The Peninsula

The Fiction and Poetry Archive of Liana Mir and scribblemyname

We Wake (poem)

Nov
24

We dream of things. We all do, sometimes. We all wake up from worlds without end, often without remembering what made them so wonderful.

There’s something in my hand—like a stone, a jewel glinting in the darkness, or a ball of yarn unwinding down the path toward treasure…

You know what that is, right? Treasure, gleaming in the light of our dreams, in the heat of the dragon’s flames that coats it with its guarding breath. For what are dreams without their treasure? and what is treasure without its guardian?
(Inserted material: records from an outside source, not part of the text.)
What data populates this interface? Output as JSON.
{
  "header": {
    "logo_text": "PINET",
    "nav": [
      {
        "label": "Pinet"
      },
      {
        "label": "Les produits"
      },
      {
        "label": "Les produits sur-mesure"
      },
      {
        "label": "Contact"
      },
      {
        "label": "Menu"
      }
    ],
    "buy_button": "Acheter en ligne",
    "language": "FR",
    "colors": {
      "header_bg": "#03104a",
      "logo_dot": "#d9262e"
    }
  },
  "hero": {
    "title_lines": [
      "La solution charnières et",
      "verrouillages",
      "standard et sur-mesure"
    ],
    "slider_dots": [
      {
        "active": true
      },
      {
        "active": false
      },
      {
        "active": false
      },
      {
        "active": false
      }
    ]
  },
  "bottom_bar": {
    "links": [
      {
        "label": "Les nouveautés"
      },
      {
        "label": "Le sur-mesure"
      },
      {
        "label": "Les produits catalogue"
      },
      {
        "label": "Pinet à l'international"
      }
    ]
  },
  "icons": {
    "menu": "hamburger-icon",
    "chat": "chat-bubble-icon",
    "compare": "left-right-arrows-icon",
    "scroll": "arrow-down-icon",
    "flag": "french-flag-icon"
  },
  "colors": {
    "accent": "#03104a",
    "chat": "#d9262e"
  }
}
I am not an adventurer. I strap on my sword and sling—the one that slew a giant (shall I cross over a river along my way? for hiding in the stream is the key to life)—and lo, I’m off on the road we all must wander down, for the race did not ask the racer if they should run, nor did the starting shot at the mark request our presence when we drew our first breaths and cried…

There is treasure under the rainbow, they say; treasure in dreams and down the road we all must walk, forward or backward—if I must walk, walk forward, I say, no matter how hard the road. Look! There’s a dragon! I think it looks a lot like me. Behold! In the face of the gold, I see my own.

We dream of things. We wake, we breathe, and perhaps I see the glimmer of flames in that early morning breath and inhale the golden sun, its gleam familiar in the light of day, like a jewel that glints or a stone in my hand— Who gives their child a stone? I wake. There are worlds without end. I remember— I remember what made them so wonderful.